Sunday, August 10, 2014
Anger.
I have to say it's pretty fucked up to give up now while all things are out on the table. You didn't want to share in the good and the bad, just the good. There were times where you were there for the bad, but only by circumstance. Now instead of seeing whether we really have what it takes, it's time to quit. I know my part in all this, and there were dozens of times I wanted to give up but didn't. Now that I have no choice, I'm completely pissed that it's going down like this. You couldn't give it another chance? At least until we alleviate some of what we know to be a stress on the relationship? You can't pause to think about how you impacted some of the stupid decisions I made and want to try again to be a better boyfriend? I know you're a good man, but you could have been a better boyfriend.
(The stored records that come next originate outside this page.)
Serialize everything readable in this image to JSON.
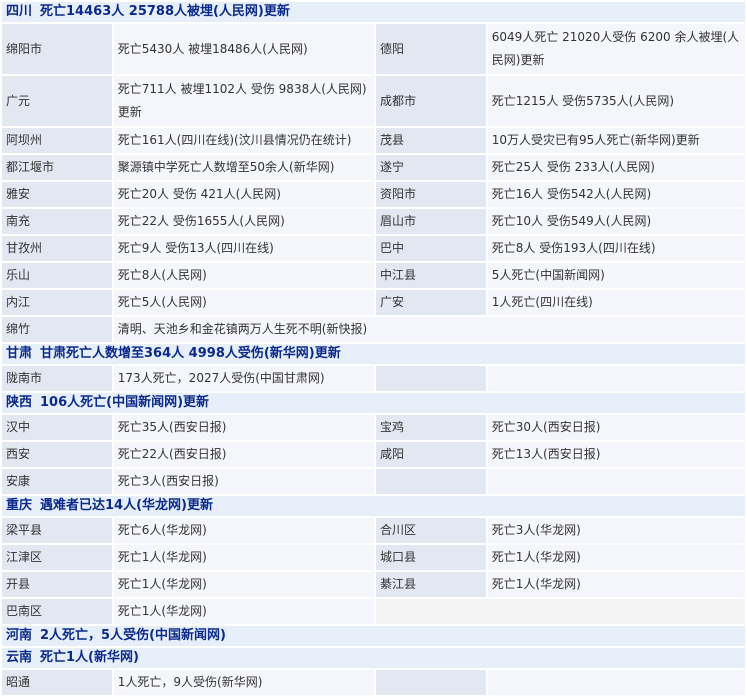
{
  "sections": [
    {
      "province": "四川",
      "headline": "死亡14463人 25788人被埋(人民网)更新",
      "rows": [
        {
          "l1": "绵阳市",
          "v1": "死亡5430人 被埋18486人(人民网)",
          "l2": "德阳",
          "v2": "6049人死亡 21020人受伤 6200 余人被埋(人民网)更新"
        },
        {
          "l1": "广元",
          "v1": "死亡711人 被埋1102人 受伤 9838人(人民网)更新",
          "l2": "成都市",
          "v2": "死亡1215人 受伤5735人(人民网)"
        },
        {
          "l1": "阿坝州",
          "v1": "死亡161人(四川在线)(汶川县情况仍在统计)",
          "l2": "茂县",
          "v2": "10万人受灾已有95人死亡(新华网)更新"
        },
        {
          "l1": "都江堰市",
          "v1": "聚源镇中学死亡人数增至50余人(新华网)",
          "l2": "遂宁",
          "v2": "死亡25人 受伤 233人(人民网)"
        },
        {
          "l1": "雅安",
          "v1": "死亡20人 受伤 421人(人民网)",
          "l2": "资阳市",
          "v2": "死亡16人 受伤542人(人民网)"
        },
        {
          "l1": "南充",
          "v1": "死亡22人 受伤1655人(人民网)",
          "l2": "眉山市",
          "v2": "死亡10人 受伤549人(人民网)"
        },
        {
          "l1": "甘孜州",
          "v1": "死亡9人 受伤13人(四川在线)",
          "l2": "巴中",
          "v2": "死亡8人 受伤193人(四川在线)"
        },
        {
          "l1": "乐山",
          "v1": "死亡8人(人民网)",
          "l2": "中江县",
          "v2": "5人死亡(中国新闻网)"
        },
        {
          "l1": "内江",
          "v1": "死亡5人(人民网)",
          "l2": "广安",
          "v2": "1人死亡(四川在线)"
        },
        {
          "l1": "绵竹",
          "v1": "清明、天池乡和金花镇两万人生死不明(新快报)",
          "span": true
        }
      ]
    },
    {
      "province": "甘肃",
      "headline": "甘肃死亡人数增至364人 4998人受伤(新华网)更新",
      "rows": [
        {
          "l1": "陇南市",
          "v1": "173人死亡，2027人受伤(中国甘肃网)",
          "l2": "",
          "v2": ""
        }
      ]
    },
    {
      "province": "陕西",
      "headline": "106人死亡(中国新闻网)更新",
      "rows": [
        {
          "l1": "汉中",
          "v1": "死亡35人(西安日报)",
          "l2": "宝鸡",
          "v2": "死亡30人(西安日报)"
        },
        {
          "l1": "西安",
          "v1": "死亡22人(西安日报)",
          "l2": "咸阳",
          "v2": "死亡13人(西安日报)"
        },
        {
          "l1": "安康",
          "v1": "死亡3人(西安日报)",
          "l2": "",
          "v2": ""
        }
      ]
    },
    {
      "province": "重庆",
      "headline": "遇难者已达14人(华龙网)更新",
      "rows": [
        {
          "l1": "梁平县",
          "v1": "死亡6人(华龙网)",
          "l2": "合川区",
          "v2": "死亡3人(华龙网)"
        },
        {
          "l1": "江津区",
          "v1": "死亡1人(华龙网)",
          "l2": "城口县",
          "v2": "死亡1人(华龙网)"
        },
        {
          "l1": "开县",
          "v1": "死亡1人(华龙网)",
          "l2": "綦江县",
          "v2": "死亡1人(华龙网)"
        },
        {
          "l1": "巴南区",
          "v1": "死亡1人(华龙网)",
          "blank": true
        }
      ]
    },
    {
      "province": "河南",
      "headline": "2人死亡，5人受伤(中国新闻网)",
      "rows": []
    },
    {
      "province": "云南",
      "headline": "死亡1人(新华网)",
      "rows": [
        {
          "l1": "昭通",
          "v1": "1人死亡，9人受伤(新华网)",
          "l2": "",
          "v2": ""
        }
      ]
    }
  ]
}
Especially now that I'm about to go through some serious personal changes. I stood by my man... you coulda stood by me. Whatever, it's all over now and there's no going back. You don't want me anymore, and I have to make myself numb to you. Do you know how fucking hard that is?! Not being wanted, and only wanting to love that person so hard? It's fucking not fair. I guess that's how it goes with you. I bring something up that bothers me, and you turn it around so I'm the bad guy. We never talked about anything because you weren't really approachable and you didn't really listen when you were. I don't know why I'm trying to convince myself that it was anything special. I was just a roommate who got to fuck you sometimes. God damn it. I feel like such a fool. I need to turn my happy switch on and fucking forget about you.